|An artist’s impression of what the Auckland city skyline could look
like under the Unitary Plan
The Auckland Unitary Plan will allow developers to construct enormous multi-storey apartment blocks in some suburban areas, and the planned relaxation of height restrictions has led some groups to question the Auckland Council’s real motivation behind the plan.
A spokesperson for the Save the Sun Coalition said Len Brown’s ultimate plan was to obliterate the sun.
“The plan seems deliberately designed to ensure that as many residents as possible are left living in the shadows of monstrous apartment buildings”, said David Dinglefeather.
“It’s almost as if the Mayor is trying to get people accustomed to the idea of not having the sun around. We believe the Auckland Unitary Plan is just a warm-up for the main act.
“First they’ll take the light from one side of your house by erecting a huge ugly tower block next door, and before you know it Len Brown will be building a giant nuclear warhead aimed at the sun.”
The Save the Sun Coalition rejects criticism that the group is scaremongering.
“Some people have criticised us for saying that Len Brown wants to blot out the sun for all eternity, so as to bring to pass an unholy reign of terror during which all the unspeakable horrors of night would be unleashed upon the earnest and law-abiding ratepayers of the greater Auckland region, and in which foul vampiric creatures would rise from graves permeated by the filth and corruption of ages long past; a time of darkness and plagues of boils in which the rivers run red with the blood of babies; a time of misery that can only be brought to an end through the installation of a Citizens and Ratepayers-controlled council.
“No doubt Len Brown will deny what the real agenda is. But if Len Brown has nothing to hide, why hasn’t he made public his nuclear warhead plans? Where are the plans? Why won’t he release them?”
|The Unitary Plan will allow the construction of multi-level
towers in some parts of Auckland.
Other ordinary and decent middle-class people are appalled at the implications of the Unitary Plan.
Takapuna man Phil Heathcliffe said he was deeply concerned about the potential effects of the Unitary Plan on his local neighbourhood.
“What if my neighbour decides to build a seventeen-floor apartment block next door?

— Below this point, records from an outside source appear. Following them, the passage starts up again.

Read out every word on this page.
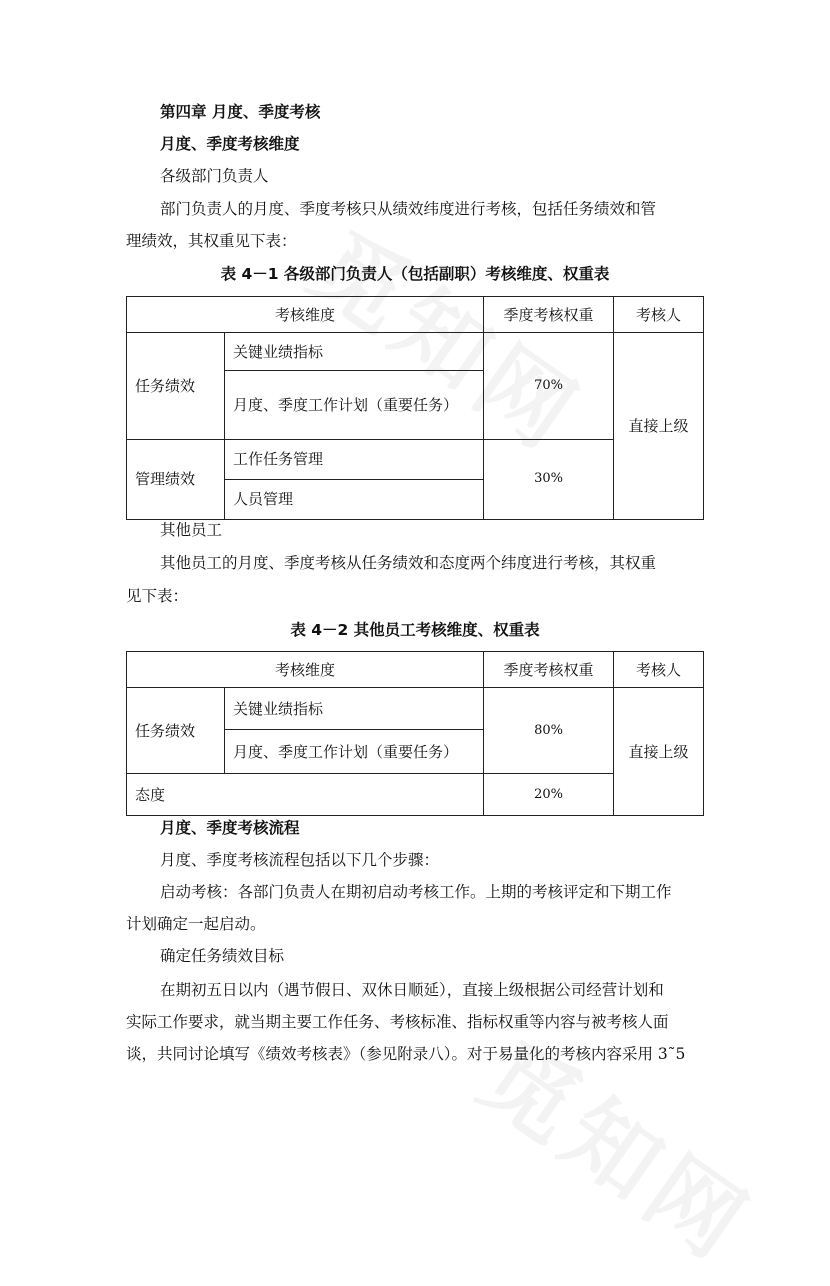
第四章 月度、季度考核
月度、季度考核维度
各级部门负责人
部门负责人的月度、季度考核只从绩效纬度进行考核，包括任务绩效和管
理绩效，其权重见下表：
表 4－1 各级部门负责人（包括副职）考核维度、权重表
考核维度		季度考核权重	考核人
任务绩效	关键业绩指标	70%	直接上级
	月度、季度工作计划（重要任务）		
管理绩效	工作任务管理	30%	
	人员管理		
其他员工
其他员工的月度、季度考核从任务绩效和态度两个纬度进行考核，其权重
见下表：
表 4－2 其他员工考核维度、权重表
考核维度		季度考核权重	考核人
任务绩效	关键业绩指标	80%	直接上级
	月度、季度工作计划（重要任务）		
态度		20%	
月度、季度考核流程
月度、季度考核流程包括以下几个步骤：
启动考核：各部门负责人在期初启动考核工作。上期的考核评定和下期工作
计划确定一起启动。
确定任务绩效目标
在期初五日以内（遇节假日、双休日顺延），直接上级根据公司经营计划和
实际工作要求，就当期主要工作任务、考核标准、指标权重等内容与被考核人面
谈，共同讨论填写《绩效考核表》（参见附录八）。对于易量化的考核内容采用 3˜5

I wouldn’t be able to do a thing to stop it”, said Mr Heathcliffe.
“I’ve always believed that our planning laws are too restrictive, and that the Resource Management Act allows annoying busybodies to poke their noses into other people’s affairs.
“But this is different. A man’s home is his castle. A man should be allowed to do whatever he wants on his own property, unless it’s the property next door to my own.”